— В вашем невероятно тайном ордене какая-то патологическая проблема с сохранением этого самого тайного статуса, — беспомощно выдохнула я, сбившись со счета всех тех бед, что свалились на меня из-за одного короткого «да», которое я по глупости произнесла однажды Монаху. — Как это произошло? По счету какого пророчества он был хозяином?
— Четвертого — с трудом ответил он и продолжил издеваться над моим терпением.
— То есть того, что после самого Хейнина… — в задумчивости произнесла я, прекрасно осознавая, какие у Кхаана могли быть к этому мотивы. — Как это произошло?
Монах и без моих призывов погрузился в свои тяжкие воспоминания, но мне его благородное молчание не дало ясности и не могло дать. Тогда я процедила сквозь сжатые зубы, расходуя последние капли самообладания:
— Слушай, Седжал, сейчас мои нервы, скажем так, слегка на пределе. Мне сегодня удастся получить от тебя ответ, не прибегая к уговорам?

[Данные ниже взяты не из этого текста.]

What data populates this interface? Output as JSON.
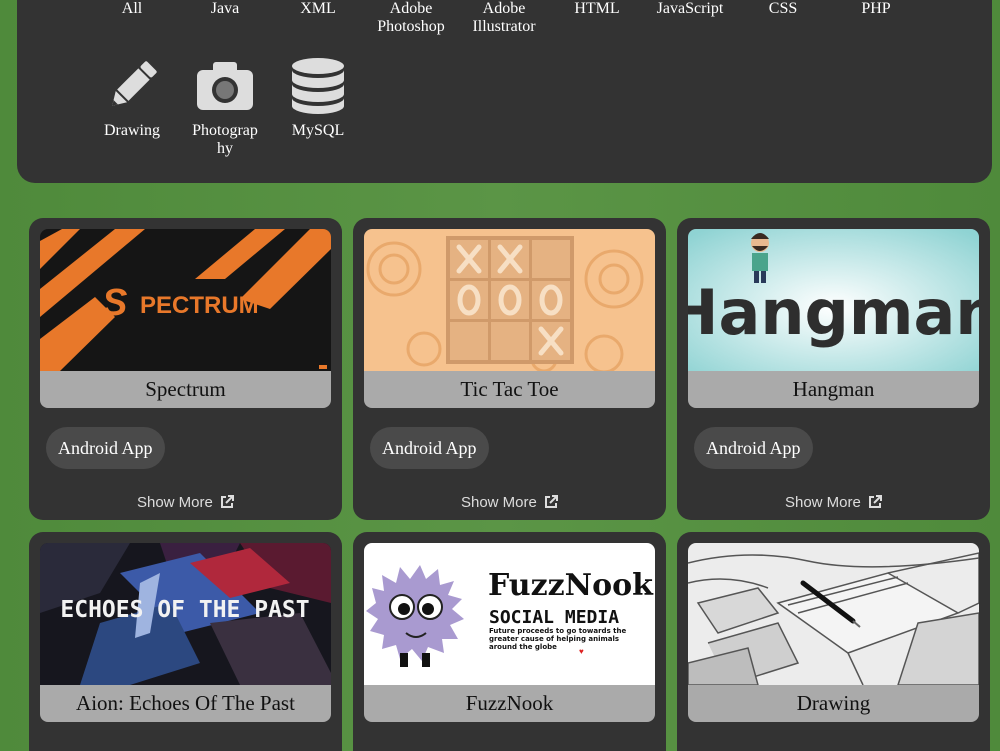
{
  "filters_row1": [
    "All",
    "Java",
    "XML",
    "Adobe\nPhotoshop",
    "Adobe\nIllustrator",
    "HTML",
    "JavaScript",
    "CSS",
    "PHP"
  ],
  "filters_row2": [
    {
      "label": "Drawing",
      "icon": "pencil-icon"
    },
    {
      "label": "Photograp\nhy",
      "icon": "camera-icon"
    },
    {
      "label": "MySQL",
      "icon": "database-icon"
    }
  ],
  "projects": [
    {
      "title": "Spectrum",
      "tag": "Android App",
      "more": "Show More",
      "thumb_text": "PECTRUM",
      "thumb_letter": "S"
    },
    {
      "title": "Tic Tac Toe",
      "tag": "Android App",
      "more": "Show More"
    },
    {
      "title": "Hangman",
      "tag": "Android App",
      "more": "Show More",
      "thumb_text": "Hangman"
    },
    {
      "title": "Aion: Echoes Of The Past",
      "thumb_text": "ECHOES OF THE PAST"
    },
    {
      "title": "FuzzNook",
      "thumb_text": "FuzzNook",
      "thumb_sub": "SOCIAL MEDIA",
      "thumb_desc": "Future proceeds to go towards the greater cause of helping animals around the globe"
    },
    {
      "title": "Drawing"
    }
  ],
  "colors": {
    "panel": "#333333",
    "title_bar": "#aaaaaa",
    "tag": "#4a4a4a",
    "background": "#569140"
  }
}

— Ее звали Нантара. Пророчество было явлено ей в юном возрасте, обязав к строгому укладу жизни, к мнимому выбору заранее определенных судьбой вариантов. Как и все мы, она была лишена свободы и права на что-либо, что шло вразрез с осуществлением пророчества, с риском разрыва цепи из-за отхождения от великого замысла. Приняв обременение пророчества, Нантара посвятила жизнь изучению истории Хагейта. Она, хотя и не желала себе такой участи — становиться посланником воли Баланса, но истинно выполняла свое предназначение. Мы познакомились, когда я впервые приехал в столицу Кендры. Как ты помнишь, Ойго тоже изучал историю, ту ее часть во всяком случае, которая касалась Кхаана. Чтобы сложить в голове картину будущих действий короля мира людей, за свою жизнь он изъездил весь Хагейт вдоль и поперек, следуя тонкой нити тайн и хронологий. Так и пересеклись наши пути…
Монах на мгновение снова перешел в мир мыслей и воспоминаний. Его лицо стало таким же серым, как призраков прошлого, с которыми в настоящий момент он вел немой диалог.

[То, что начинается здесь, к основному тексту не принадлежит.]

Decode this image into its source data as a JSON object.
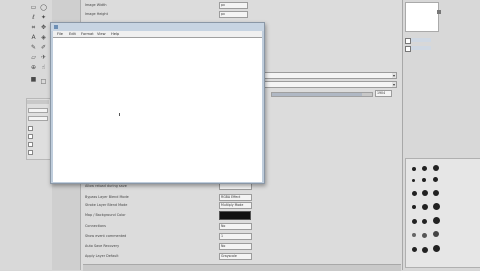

— Неожиданно, но наши судьбы сплелись крепче, чем мы на то рассчитывали…
— Это потому, что ты узнал, что Нантара тоже Проводник? — заполнила повисшую паузу я.
— Нет, Элейн… То, что она была Проводником, я узнал уже слишком поздно…

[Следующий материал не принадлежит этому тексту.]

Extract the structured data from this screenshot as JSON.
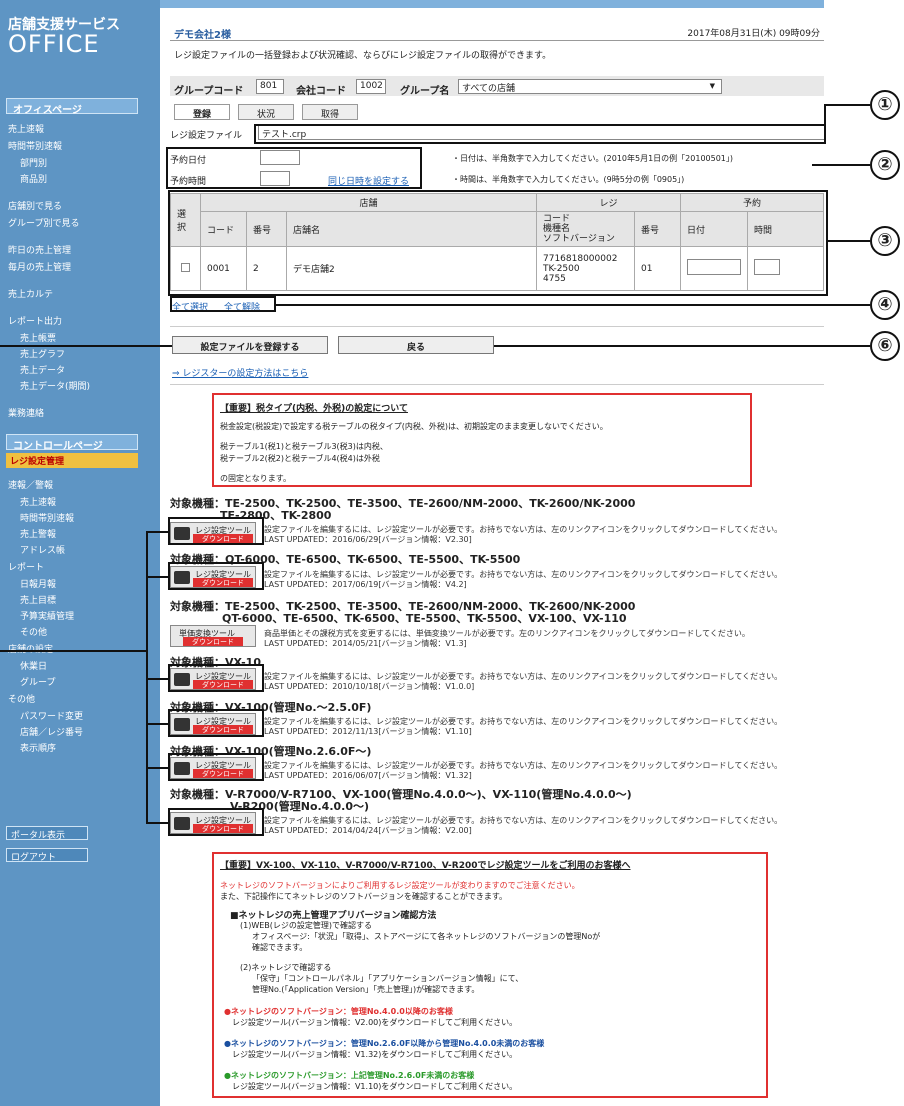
{
  "sidebar": {
    "brand_sub": "店舗支援サービス",
    "brand_main": "OFFICE",
    "section_office": "オフィスページ",
    "section_control": "コントロールページ",
    "items": [
      "売上速報",
      "時間帯別速報",
      "部門別",
      "商品別",
      "店舗別で見る",
      "グループ別で見る",
      "昨日の売上管理",
      "毎月の売上管理",
      "売上カルテ",
      "レポート出力",
      "売上帳票",
      "売上グラフ",
      "売上データ",
      "売上データ(期間)",
      "業務連絡"
    ],
    "control_items": [
      "レジ設定管理",
      "速報／警報",
      "売上速報",
      "時間帯別速報",
      "売上警報",
      "アドレス帳",
      "レポート",
      "日報月報",
      "売上目標",
      "予算実績管理",
      "その他",
      "店舗の設定",
      "休業日",
      "グループ",
      "その他",
      "パスワード変更",
      "店舗／レジ番号",
      "表示順序"
    ],
    "portal": "ポータル表示",
    "logout": "ログアウト"
  },
  "header": {
    "company": "デモ会社2様",
    "datetime": "2017年08月31日(木) 09時09分",
    "description": "レジ設定ファイルの一括登録および状況確認、ならびにレジ設定ファイルの取得ができます。"
  },
  "filters": {
    "group_code_label": "グループコード",
    "group_code": "801",
    "company_code_label": "会社コード",
    "company_code": "1002",
    "group_name_label": "グループ名",
    "group_name": "すべての店舗"
  },
  "tabs": [
    "登録",
    "状況",
    "取得"
  ],
  "file": {
    "label": "レジ設定ファイル",
    "value": "テスト.crp"
  },
  "schedule": {
    "date_label": "予約日付",
    "time_label": "予約時間",
    "same_datetime_link": "同じ日時を設定する",
    "date_hint": "・日付は、半角数字で入力してください。(2010年5月1日の例「20100501」)",
    "time_hint": "・時間は、半角数字で入力してください。(9時5分の例「0905」)"
  },
  "table": {
    "group_store": "店舗",
    "group_register": "レジ",
    "group_reserve": "予約",
    "col_select": "選択",
    "col_code": "コード",
    "col_number": "番号",
    "col_store_name": "店舗名",
    "col_reg_info": "コード\n機種名\nソフトバージョン",
    "col_reg_number": "番号",
    "col_date": "日付",
    "col_time": "時間",
    "rows": [
      {
        "code": "0001",
        "number": "2",
        "store_name": "デモ店舗2",
        "reg_info": "7716818000002\nTK-2500\n4755",
        "reg_number": "01"
      }
    ]
  },
  "select_links": {
    "select_all": "全て選択",
    "deselect_all": "全て解除"
  },
  "buttons": {
    "register": "設定ファイルを登録する",
    "back": "戻る"
  },
  "register_setup_link": "⇒ レジスターの設定方法はこちら",
  "notice1": {
    "title": "【重要】税タイプ(内税、外税)の設定について",
    "l1": "税金設定(税設定)で設定する税テーブルの税タイプ(内税、外税)は、初期設定のまま変更しないでください。",
    "l2": "税テーブル1(税1)と税テーブル3(税3)は内税、",
    "l3": "税テーブル2(税2)と税テーブル4(税4)は外税",
    "l4": "の固定となります。"
  },
  "downloads": {
    "models": [
      "対象機種：TE-2500、TK-2500、TE-3500、TE-2600/NM-2000、TK-2600/NK-2000",
      "TE-2800、TK-2800",
      "対象機種：QT-6000、TE-6500、TK-6500、TE-5500、TK-5500",
      "対象機種：TE-2500、TK-2500、TE-3500、TE-2600/NM-2000、TK-2600/NK-2000",
      "QT-6000、TE-6500、TK-6500、TE-5500、TK-5500、VX-100、VX-110",
      "対象機種：VX-10",
      "対象機種：VX-100(管理No.～2.5.0F)",
      "対象機種：VX-100(管理No.2.6.0F～)",
      "対象機種：V-R7000/V-R7100、VX-100(管理No.4.0.0～)、VX-110(管理No.4.0.0～)",
      "V-R200(管理No.4.0.0～)"
    ],
    "btn_label": "レジ設定ツール",
    "btn_label2": "単価変換ツール",
    "btn_sub": "ダウンロード",
    "desc": "設定ファイルを編集するには、レジ設定ツールが必要です。お持ちでない方は、左のリンクアイコンをクリックしてダウンロードしてください。",
    "desc2": "商品単価とその課税方式を変更するには、単価変換ツールが必要です。左のリンクアイコンをクリックしてダウンロードしてください。",
    "updates": [
      "LAST UPDATED：2016/06/29[バージョン情報：V2.30]",
      "LAST UPDATED：2017/06/19[バージョン情報：V4.2]",
      "LAST UPDATED：2014/05/21[バージョン情報：V1.3]",
      "LAST UPDATED：2010/10/18[バージョン情報：V1.0.0]",
      "LAST UPDATED：2012/11/13[バージョン情報：V1.10]",
      "LAST UPDATED：2016/06/07[バージョン情報：V1.32]",
      "LAST UPDATED：2014/04/24[バージョン情報：V2.00]"
    ]
  },
  "notice2": {
    "title": "【重要】VX-100、VX-110、V-R7000/V-R7100、V-R200でレジ設定ツールをご利用のお客様へ",
    "red1": "ネットレジのソフトバージョンによりご利用するレジ設定ツールが変わりますのでご注意ください。",
    "red2": "また、下記操作にてネットレジのソフトバージョンを確認することができます。",
    "h1": "■ネットレジの売上管理アプリバージョン確認方法",
    "s1a": "(1)WEB(レジの設定管理)で確認する",
    "s1b": "オフィスページ:「状況」「取得」、ストアページにて各ネットレジのソフトバージョンの管理Noが",
    "s1c": "確認できます。",
    "s2a": "(2)ネットレジで確認する",
    "s2b": "「保守」「コントロールパネル」「アプリケーションバージョン情報」にて、",
    "s2c": "管理No.(「Application Version」「売上管理」)が確認できます。",
    "b1": "●ネットレジのソフトバージョン：管理No.4.0.0以降のお客様",
    "b1s": "レジ設定ツール(バージョン情報：V2.00)をダウンロードしてご利用ください。",
    "b2": "●ネットレジのソフトバージョン：管理No.2.6.0F以降から管理No.4.0.0未満のお客様",
    "b2s": "レジ設定ツール(バージョン情報：V1.32)をダウンロードしてご利用ください。",
    "b3": "●ネットレジのソフトバージョン：上記管理No.2.6.0F未満のお客様",
    "b3s": "レジ設定ツール(バージョン情報：V1.10)をダウンロードしてご利用ください。"
  },
  "callouts": [
    "①",
    "②",
    "③",
    "④",
    "⑥"
  ],
  "colors": {
    "sidebar": "#5e95c4",
    "accent_red": "#e03030",
    "link_blue": "#1a5fb4",
    "green": "#2a9a2a"
  }
}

— Была, — догадываясь о причинах состояния Седжала, произнесла я.
Монах не стал дожидаться, когда я начну выдвигать версии, при которых неизбежно придется выслушивать болезненные вопросы, а просто продолжил рассказывать, кажется, главную трагедию своей жизни:
— Мы с Нантарой сблизились, не как друзья по несчастью, не адепты одной веры — как мужчина и женщина. Эти чувства росли постепенно, из маленького ростка в крепкое дерево. Не было ни стихийности, ни пылких признаний, просто однажды каждый из нас понял, что быть порознь дальше невыносимо. Это была любовь, вкус которой я так больше и не познал в своей жизни, вкус которой давным-давно стал горше яда и ненавистнее жалости. Перед глазами при воспоминании о ней только одна картина: в руках ублюдка Хейнина церемониальный клинок, что был напоен кровью Нантары и моего неродившегося ребенка…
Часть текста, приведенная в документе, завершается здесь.